If you are evolving or transforming your business strategy, implementing a new technology system, attempting to change your organization’s culture, or building a high-performance team –we can help you.
Our proven approach helps you organize, plan, and guide your team along its journey. It identifies numerous stages of the journey that we will encounter and applies a proven approach to avoiding potential pitfalls. Although the path is not known or predictable at the beginning, careful planning and navigation are essential to ensure all the elements (people, technology, process, and management) arrive at the right place at the right time.
Engage Sponsors & Influencers
The first step is to identify your sponsors and review their expectations of the project team (and their definition of success). The importance of ensuring that your sponsor is 100% dedicated to change effort cannot be stressed enough. If your sponsor refuses to buy-in, you can’t expect the rest of your team to fall in line.
Your influencers will also be vital in ensuring a successful change effort. They will provide valuable insight to the project team and influence the development and implementation of change management activities. They will often have the power to persuade and influence other workers that the Sponsors may struggle to reach at times.

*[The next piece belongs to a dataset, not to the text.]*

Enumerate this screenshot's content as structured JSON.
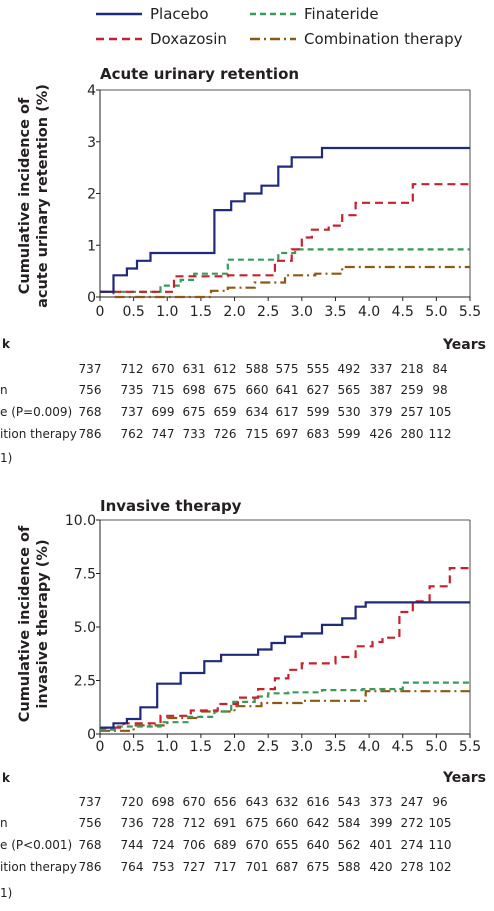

Communicate with Stakeholders
When communicating with stakeholders, you can default to five simple questions:
- What are we doing?
- Why is it important?
- What results are we after?
- How will we accomplish this?
- What’s in it for me?
These questions will help guide you in the right direction when it comes time to get across the most important messages to your Stakeholders.
Manage Change Risk & Readiness
With all changes comes risk. It is up to the change team to document and recognize areas that could inhibit a successful implementation. One great exercise to start with is to list out all the possible risks you can think of concerning the change effort. Then identify the probability of the risk occurring and how critical the risk is to the success of the project. These two factors will determine the impact the risk can have on the change. Make sure these risks are assigned to individuals so that they will feel a heightened sense of responsibility and actively work to mitigate the risk throughout the process.
Align the Organization
The first step to aligning the organization with the change effort is to understand the business process hierarchy and scope. Document the process from value stream processing to the individual process steps at the lowest levels. Not all areas will be affected equally, but they may still need to be aware of the change. Identifying how much each section needs to be involved will save time and reduce confusion across the board when done appropriately.
Train Stakeholders
How will you train stakeholders so that the change goes smoothly? We can start by assessing the training needs of the relevant staff and team members. Questions to ask before training include:
- What is the overall scope of the implementation?
- How many end-users will need training?
- What training is offered or most common?
- What facilities currently exist for training purposes?
- Who will manage, schedule, create, and implement the training?
- What does your technology capacity look like for training purposes?
Again, these questions will push you in the right direction but are not a complete list of all training needs to be considered. Every project requires different training needs regardless of how similar it may be to the last.
Sustain the Change
One of the best ways to sustain the desired change is to develop and implement a rewards/recognition program. Using positive reinforcement to encourage team members, whether it be with pizza parties or more break time, feelings can change. Negative reinforcement can be useful when appropriately executed but should be a last resort as it can harm team happiness. Mixing and matching of company programs to sustain the change will differ by division and person, but it is possible.
Managing change is hard. If it were easy than the companies that dominated the early years of the industrial revolution like Ford, DuPont, and Slater Mill would be the Google, Amazon, or Apple of our time. But they are not.
The main point is they may have attempted to change to the market’s demands, but even the companies with the greatest assets and power can fail to capture change. With the help of a concrete change management framework, the chances of standing the test of time can substantially increase your company’s chances of triumph (regardless of how you feel about any change).